C’est au moment où le Mali vient de passer de la 122è place à la 118è selon le baromètre sur la liberté de la presse de Reporter Sans Frontière édition 2015, que notre confrère Birama Touré du journal « le Sphinx » disparait. Cette « disparition » d’il y a plus de 15 jours a indigné plus d’un acteur du monde médiatique ainsi que les défenseurs de la liberté de la Presse. Cette brusque disparition, si elle devait être confirmée, sans pointer un doigt accusateur sur quiconque, serait de loin une très mauvaise image pour notre pays.

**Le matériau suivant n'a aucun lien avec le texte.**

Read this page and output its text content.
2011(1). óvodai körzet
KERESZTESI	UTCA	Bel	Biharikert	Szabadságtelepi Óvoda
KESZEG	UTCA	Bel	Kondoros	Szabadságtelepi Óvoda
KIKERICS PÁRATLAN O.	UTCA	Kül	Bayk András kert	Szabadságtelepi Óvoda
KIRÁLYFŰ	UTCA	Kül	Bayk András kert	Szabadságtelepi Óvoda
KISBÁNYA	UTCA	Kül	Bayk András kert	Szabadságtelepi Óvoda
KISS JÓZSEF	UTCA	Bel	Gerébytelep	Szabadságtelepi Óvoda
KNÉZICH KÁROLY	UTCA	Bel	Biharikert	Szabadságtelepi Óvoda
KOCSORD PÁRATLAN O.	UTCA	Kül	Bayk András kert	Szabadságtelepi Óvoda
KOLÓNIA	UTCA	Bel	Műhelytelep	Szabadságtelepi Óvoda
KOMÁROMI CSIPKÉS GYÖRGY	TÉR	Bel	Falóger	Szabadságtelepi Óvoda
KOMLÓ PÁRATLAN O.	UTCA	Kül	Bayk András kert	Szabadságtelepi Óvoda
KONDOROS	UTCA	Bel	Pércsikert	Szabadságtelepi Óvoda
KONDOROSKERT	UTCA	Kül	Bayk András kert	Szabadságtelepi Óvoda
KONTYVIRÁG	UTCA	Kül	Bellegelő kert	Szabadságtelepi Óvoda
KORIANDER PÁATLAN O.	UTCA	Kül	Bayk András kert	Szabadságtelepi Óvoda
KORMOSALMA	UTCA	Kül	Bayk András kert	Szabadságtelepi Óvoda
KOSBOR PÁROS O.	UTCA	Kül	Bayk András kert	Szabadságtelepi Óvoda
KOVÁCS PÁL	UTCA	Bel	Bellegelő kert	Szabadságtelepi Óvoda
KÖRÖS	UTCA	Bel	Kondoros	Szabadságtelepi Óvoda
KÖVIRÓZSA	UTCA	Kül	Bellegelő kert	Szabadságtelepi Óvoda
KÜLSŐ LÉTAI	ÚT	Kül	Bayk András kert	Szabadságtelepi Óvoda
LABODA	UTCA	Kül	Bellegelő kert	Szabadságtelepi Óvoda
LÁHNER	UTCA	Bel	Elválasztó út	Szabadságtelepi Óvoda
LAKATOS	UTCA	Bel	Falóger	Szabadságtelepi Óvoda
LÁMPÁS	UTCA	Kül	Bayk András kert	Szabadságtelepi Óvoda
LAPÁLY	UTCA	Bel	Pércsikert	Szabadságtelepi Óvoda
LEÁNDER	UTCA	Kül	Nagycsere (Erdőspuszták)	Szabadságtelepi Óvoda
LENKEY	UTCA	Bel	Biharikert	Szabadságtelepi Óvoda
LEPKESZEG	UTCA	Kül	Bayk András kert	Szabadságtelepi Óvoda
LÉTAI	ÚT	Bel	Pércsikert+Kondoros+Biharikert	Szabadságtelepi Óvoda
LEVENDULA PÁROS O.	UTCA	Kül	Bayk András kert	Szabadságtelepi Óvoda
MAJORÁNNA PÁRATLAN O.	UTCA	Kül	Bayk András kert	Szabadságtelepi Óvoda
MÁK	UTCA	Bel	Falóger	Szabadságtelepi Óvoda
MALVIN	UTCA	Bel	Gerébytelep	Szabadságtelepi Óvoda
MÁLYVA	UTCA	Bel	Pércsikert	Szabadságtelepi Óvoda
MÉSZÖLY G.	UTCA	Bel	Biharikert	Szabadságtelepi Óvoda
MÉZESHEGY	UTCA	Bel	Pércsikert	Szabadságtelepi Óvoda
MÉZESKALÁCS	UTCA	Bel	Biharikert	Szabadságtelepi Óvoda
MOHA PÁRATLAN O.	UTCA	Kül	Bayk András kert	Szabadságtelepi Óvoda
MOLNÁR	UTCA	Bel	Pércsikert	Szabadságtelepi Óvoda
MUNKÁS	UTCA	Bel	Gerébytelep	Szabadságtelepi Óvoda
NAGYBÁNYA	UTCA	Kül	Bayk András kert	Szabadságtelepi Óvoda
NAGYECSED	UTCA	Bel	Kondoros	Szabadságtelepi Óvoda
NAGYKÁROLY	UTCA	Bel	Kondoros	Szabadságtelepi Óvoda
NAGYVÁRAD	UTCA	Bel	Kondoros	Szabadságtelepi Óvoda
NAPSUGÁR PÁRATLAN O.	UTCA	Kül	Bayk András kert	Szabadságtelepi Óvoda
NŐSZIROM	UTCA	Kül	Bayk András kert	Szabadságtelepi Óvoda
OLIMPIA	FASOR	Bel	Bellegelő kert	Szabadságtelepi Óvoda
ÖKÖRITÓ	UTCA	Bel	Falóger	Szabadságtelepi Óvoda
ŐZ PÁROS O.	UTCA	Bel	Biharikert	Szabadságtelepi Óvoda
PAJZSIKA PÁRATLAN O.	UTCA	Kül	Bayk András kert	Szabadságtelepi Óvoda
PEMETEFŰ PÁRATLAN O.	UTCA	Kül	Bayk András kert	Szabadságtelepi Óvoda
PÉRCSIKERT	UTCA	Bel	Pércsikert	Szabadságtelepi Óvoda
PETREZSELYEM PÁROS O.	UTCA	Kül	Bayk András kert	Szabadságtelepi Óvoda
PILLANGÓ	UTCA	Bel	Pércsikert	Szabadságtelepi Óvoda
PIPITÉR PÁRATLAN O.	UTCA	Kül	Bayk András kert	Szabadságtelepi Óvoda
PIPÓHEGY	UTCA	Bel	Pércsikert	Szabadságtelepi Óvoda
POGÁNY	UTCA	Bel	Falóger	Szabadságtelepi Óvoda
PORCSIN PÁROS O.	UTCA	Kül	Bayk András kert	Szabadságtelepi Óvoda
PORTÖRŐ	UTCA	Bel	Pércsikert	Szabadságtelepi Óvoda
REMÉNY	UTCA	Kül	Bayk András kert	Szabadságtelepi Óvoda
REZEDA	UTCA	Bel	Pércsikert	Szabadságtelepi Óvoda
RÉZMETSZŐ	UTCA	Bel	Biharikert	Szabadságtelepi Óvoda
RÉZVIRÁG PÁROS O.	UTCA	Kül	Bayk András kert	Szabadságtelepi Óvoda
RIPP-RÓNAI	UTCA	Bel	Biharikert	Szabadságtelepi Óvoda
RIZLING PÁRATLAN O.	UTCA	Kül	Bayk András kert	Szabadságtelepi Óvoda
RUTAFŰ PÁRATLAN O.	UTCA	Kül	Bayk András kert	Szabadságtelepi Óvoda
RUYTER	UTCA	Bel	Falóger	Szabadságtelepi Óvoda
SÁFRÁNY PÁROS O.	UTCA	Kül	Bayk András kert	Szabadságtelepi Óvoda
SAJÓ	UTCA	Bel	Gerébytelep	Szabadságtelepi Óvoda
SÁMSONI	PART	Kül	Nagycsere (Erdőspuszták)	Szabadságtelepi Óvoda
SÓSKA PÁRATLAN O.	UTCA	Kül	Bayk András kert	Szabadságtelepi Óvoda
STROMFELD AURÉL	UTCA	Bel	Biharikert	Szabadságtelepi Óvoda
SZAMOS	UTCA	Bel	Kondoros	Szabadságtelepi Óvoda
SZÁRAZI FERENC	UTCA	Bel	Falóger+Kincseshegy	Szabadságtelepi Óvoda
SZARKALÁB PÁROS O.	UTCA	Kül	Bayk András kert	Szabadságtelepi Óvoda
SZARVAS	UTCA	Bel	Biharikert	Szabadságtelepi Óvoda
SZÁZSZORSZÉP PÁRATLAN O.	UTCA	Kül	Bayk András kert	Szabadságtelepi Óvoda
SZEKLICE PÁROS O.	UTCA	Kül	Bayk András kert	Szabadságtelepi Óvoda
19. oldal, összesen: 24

Les questions classiques restent les mêmes, qui a intérêt et à qui un tel acte profiterait-il ? Venant d’un journal d’investigation aussi respecté que « le sphinx », les autorités sont-elles conscientes des multiples supputations que suscite une telle disparition sur l’image d’un régime déjà malmenée par les différents scandales à répétition ? La Sécurité d’Etat est vivement interpellée pour lever toute équivoque et rassurer les maliens que Birama n’est point enlevé ni inquiété pour ses écrits. Elle est la seule structure à même d’apporter ces éclairages qui la blanchissent autant qu’ils réhabilitent un pouvoir qui jusqu’ici n’a rien fait pour empêcher globalement la Presse de faire son travail.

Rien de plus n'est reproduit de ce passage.